Director Andrew Stanton looks back on ‘John Carter’s’ rocky path:

The tortuous box-office demise of “John Carter” earlier this year spawned countless stories on the source of the failure, be it studio, talent or marketing factors that deserved the most blame. Months after the worst of the public scrutiny began to fade, director Andrew Stanton is finally beginning to speak about enduring the process. In an interview with Rebecca Keegan in the LA Times, Stanton discusses, among other things, how his Pixar experiences clashed with his expectations of live-action directing. While not much of the details in the piece are revelatory, it’s interesting to gain a peek into the mind of one of the figures at the center of the firestorm.

“The director was accustomed to Pixar’s method of storyboarding a movie and massaging the script multiple times — a luxury afforded by the deliberative way animated films are made, not on sets where massive crews can burn through $500,000 a day. Early on, he said he requested that multiple reshoots be built into the production schedule. Disney granted that request, but a perceptual difference emerged. In Emeryville, reshoots are synonymous with improvement; in Hollywood, they’re synonymous with screw-ups. The film was beginning to generate scorn. ‘There was this weird air the summer before of schadenfreude, of doomed to fail,’ he recalled. ‘It isn’t a nice atmosphere to be in, but what can you do about it?'”

David Fincher: A Film Title Retrospective:

It’s incredibly easy to get sucked into the content wormhole that is Art of the Title, a site devoted to unpacking and celebrating the best of film and television credits sequences. Their recent career retrospective on David Fincher is a fascinating deconstruction of the director’s filmography, viewed through a helpfully restrictive prism. An extended interview with the director serves as a key roadmap through Fincher’s work, essentially narrated by the man himself.

“With Fight Club, the whole thing could have started with the sound of a gun being cocked, opening on Edward Norton — which is how it began in all the preview screenings — but I had this idea to begin with the electrical impulse of information between two synapses to cue the fear or panic receptors in Edward Norton’s character’s brain.
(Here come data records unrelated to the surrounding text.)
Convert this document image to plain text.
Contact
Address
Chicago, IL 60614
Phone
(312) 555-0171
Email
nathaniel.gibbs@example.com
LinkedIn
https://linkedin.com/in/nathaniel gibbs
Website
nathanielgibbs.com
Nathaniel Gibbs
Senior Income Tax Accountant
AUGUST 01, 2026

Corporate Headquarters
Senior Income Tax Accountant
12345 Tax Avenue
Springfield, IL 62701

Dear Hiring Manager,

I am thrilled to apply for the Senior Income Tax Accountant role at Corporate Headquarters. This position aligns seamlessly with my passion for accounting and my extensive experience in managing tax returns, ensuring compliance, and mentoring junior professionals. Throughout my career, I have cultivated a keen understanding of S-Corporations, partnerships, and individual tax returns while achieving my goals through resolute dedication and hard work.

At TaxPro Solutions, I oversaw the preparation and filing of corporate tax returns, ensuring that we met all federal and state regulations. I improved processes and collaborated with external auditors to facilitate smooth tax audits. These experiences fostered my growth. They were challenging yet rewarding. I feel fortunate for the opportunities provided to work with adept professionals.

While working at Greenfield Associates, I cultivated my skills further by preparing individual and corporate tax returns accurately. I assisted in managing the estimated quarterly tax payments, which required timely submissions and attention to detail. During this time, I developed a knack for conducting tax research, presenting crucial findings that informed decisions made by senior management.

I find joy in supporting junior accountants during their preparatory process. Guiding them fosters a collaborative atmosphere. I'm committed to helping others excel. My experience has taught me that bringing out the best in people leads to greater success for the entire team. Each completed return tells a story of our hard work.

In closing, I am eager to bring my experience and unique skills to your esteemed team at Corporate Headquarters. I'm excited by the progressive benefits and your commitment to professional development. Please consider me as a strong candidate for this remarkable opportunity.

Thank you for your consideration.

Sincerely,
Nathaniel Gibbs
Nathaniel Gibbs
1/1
Then we literally pull back, changing in scale all the way back, and we pull out through his forehead. Now, did we need that? No, we didn’t. We probably spent $750,000 or $800,000 dollars on the title sequence. So to go to the studio and say, ‘Hey, this could be a really good idea. We’ve already seen the movie with the sound of a gun cocking and it works pretty good. But this… this will put asses in seats!’ — it’s a gamble. They don’t see it that way. So it’s a minor indulgence, but I remember that stuff.”